As you leave the theater after the performance, a fascinating image follows you, the only scene of its kind in this opera-concert: Alcina-Elsa singing “ Ah! mio cor! ”, the pinnacle of Handelian vocal writing. Having just learned of her lover's rejection, once the charms she had woven around him had been undone and she herself had become even more deeply entangled, she painfully sings this long aria, which begins with a cry. The call for vengeance is followed by a long silence, then the song gently resumes. Elsa Dreisig then sings with a broken voice that simply flows, radiating in pain as she did in flippancy and cynicism. Then she comes to life, with that crystal soprano she possesses in all things, oscillating between guilty pain and vengeful revolt; but again she falls into loving pain, and finally sags and kneels, forehead to the ground and head in her arms until her voice dies away. How many great voices have seized upon this aria, miraculous in its simplicity, beauty and aptness, to express the heartbreak of this contradiction, imprinting their own accent according to their interpretation of this equivocal heroine who oscillates between love and vengeance? How many operas have portrayed this scene with unforgettable acuity and grace? When this scene comes to an end, the audience is moved by a thunder of emotions.

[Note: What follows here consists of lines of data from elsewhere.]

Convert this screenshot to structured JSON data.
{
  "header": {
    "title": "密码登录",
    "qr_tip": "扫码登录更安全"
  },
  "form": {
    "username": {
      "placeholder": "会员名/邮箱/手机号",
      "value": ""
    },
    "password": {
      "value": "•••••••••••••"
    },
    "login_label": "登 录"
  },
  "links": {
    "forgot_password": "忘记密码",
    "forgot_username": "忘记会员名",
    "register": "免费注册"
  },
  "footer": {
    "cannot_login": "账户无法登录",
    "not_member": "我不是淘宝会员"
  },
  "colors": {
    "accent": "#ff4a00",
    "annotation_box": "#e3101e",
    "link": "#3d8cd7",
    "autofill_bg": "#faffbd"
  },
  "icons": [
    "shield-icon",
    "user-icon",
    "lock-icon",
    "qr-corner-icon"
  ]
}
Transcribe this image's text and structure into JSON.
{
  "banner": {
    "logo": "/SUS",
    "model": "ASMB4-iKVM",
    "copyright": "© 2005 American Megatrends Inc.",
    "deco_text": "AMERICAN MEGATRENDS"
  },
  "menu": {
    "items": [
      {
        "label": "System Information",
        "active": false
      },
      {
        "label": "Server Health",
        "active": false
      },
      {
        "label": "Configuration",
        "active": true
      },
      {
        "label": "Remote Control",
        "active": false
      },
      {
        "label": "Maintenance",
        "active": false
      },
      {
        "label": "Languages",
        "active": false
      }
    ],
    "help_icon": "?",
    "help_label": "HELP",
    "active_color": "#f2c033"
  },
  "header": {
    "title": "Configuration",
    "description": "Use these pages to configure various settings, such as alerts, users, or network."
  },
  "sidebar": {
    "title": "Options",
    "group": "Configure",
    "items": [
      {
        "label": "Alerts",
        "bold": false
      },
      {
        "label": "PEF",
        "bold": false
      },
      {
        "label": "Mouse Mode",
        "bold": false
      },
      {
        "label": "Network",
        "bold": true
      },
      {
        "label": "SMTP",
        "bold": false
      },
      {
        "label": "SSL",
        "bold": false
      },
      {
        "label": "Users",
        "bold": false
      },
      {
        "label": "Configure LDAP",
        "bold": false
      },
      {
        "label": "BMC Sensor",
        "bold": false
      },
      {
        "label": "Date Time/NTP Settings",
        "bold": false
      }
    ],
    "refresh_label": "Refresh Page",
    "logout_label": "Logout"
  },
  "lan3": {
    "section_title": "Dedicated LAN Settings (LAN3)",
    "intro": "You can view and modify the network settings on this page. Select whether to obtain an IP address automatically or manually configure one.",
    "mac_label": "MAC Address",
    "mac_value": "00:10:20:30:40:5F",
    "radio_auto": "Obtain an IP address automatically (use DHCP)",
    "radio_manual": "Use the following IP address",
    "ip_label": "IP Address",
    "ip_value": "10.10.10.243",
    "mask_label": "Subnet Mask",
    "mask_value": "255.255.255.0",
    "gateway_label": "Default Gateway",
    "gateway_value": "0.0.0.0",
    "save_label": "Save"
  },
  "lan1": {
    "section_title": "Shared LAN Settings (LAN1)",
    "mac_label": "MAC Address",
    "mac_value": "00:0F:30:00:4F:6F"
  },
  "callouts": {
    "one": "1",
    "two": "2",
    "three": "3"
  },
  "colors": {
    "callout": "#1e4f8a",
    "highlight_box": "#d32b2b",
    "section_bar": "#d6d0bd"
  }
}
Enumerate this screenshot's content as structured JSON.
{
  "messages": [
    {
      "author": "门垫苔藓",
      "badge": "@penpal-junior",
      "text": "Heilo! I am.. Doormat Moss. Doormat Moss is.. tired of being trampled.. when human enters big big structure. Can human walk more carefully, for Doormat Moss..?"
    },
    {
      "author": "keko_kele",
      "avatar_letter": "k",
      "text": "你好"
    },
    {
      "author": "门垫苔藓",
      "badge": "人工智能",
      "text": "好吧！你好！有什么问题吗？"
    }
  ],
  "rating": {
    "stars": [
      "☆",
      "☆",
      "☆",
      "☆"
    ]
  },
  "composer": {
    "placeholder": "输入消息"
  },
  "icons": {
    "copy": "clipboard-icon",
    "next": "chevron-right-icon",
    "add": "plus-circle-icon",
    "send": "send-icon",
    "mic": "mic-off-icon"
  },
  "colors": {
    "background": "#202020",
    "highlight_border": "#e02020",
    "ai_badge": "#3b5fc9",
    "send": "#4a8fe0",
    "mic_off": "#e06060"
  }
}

In fact, quality, accuracy and grace are to be found throughout this long, three-hour performance. Elsa Dreisig shines with her limpid voice, radiant from start to finish without ever forcing her, Sandrine Piau, deploys the vivacity, precision and limpidity of her baroque soprano, Juliette Mey interpreting Ruggiero is just as firm and full of élan in her adjusted mezzo. One wonders why a female trio was chosen, when a man is at stake in this drama. The role was created by a castrato (Giovanni Carestini), and voice and custom mean that we are, admittedly, used to seeing and hearing a woman in this role. We would no doubt have liked to see a “feminine” Ruggiero in a stage version, with the costume and acting helping to create the illusion. But in the concert version, the semblance is not the same, and we regret for a moment that a countertenor did not take on this role. Alex Rosen 's bass is superb, Bruno de Sa 's soprano always excellent, Jasmin White as Bradamante solid, Oronte's tenor a little less luminous.

And what can we say about the accuracy and excellence of the Il Pomo d'Oro ensemble, which we love to hear in the great Baroque works where it is fully at home, where it knows how to bring together voices and instruments, violins, flutes, horns and cellos... Francesco Corti leads it with a sure and sensitive hand.